Known as pterodactyls, these reptiles were the largest of their kind ever discovered from the Jurassic period. How not, the wingspan alone is more than 2.5 meters or 8.2 feet, and is the most preserved in the world.

The pterosaur has been given the name Gaelic Dearc sgiathanach, which translates as winged reptile. Pterosaurs were the first vertebrates to fly, about 50 million years before birds.

They lived as far back as the Triassic period, about 230 million years ago. It was previously thought to be much smaller during the Jurassic period.

According to a report by the National Museum of Scotland, the fossil was discovered in 2017 by Ph.D. student Amelia Penny during a field trip on the Isle of Skye in Scotland's remote northwest.

Citing ABC News, Wednesday, February 23, at that time, Penny saw the pterosaur jaw protruding from the rock. But now, the fossil has been added to the museum's collection.

“Preserved pterosaurs of such quality are extremely rare and are usually reserved for selecting rock formations in Brazil and China. However, an exceptionally well-preserved pterosaur emerged from a tidal platform in Scotland," said Natalia Jagielska, a doctoral student at the University of Edinburgh and co-author of the scientific paper on the discovery.
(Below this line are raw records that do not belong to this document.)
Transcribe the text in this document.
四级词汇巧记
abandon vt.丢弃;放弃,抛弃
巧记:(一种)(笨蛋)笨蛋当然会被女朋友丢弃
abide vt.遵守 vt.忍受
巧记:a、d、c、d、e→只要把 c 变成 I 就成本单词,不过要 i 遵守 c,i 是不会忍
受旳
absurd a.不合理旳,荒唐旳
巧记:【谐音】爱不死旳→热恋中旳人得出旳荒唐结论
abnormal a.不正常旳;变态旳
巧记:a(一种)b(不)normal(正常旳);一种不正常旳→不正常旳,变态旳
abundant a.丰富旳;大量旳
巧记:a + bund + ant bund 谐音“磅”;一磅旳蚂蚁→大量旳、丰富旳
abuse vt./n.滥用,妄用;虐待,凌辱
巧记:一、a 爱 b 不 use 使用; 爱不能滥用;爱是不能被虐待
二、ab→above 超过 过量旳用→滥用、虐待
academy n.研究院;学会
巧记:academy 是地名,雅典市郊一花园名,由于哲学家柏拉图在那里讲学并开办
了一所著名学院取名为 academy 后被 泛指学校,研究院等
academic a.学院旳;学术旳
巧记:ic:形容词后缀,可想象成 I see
Furthermore, a professor of paleontology at the University of Edinburgh, Steve Brusatte stated the find is the best ever found in England since the early 1800s, when the famous fossil hunter Mary Anning found many significant Jurassic fossils on the south coast of England.

Brusatte said the fossil had light, hairy bones as thin as sheets of paper, and it took several days to cut them out of rock with a saw as his team battled tidal currents in the ocean.

"This tells us that pterosaurs got bigger much earlier than we thought, well before the Cretaceous period when they competed with birds, and that's very significant," Brusatte said.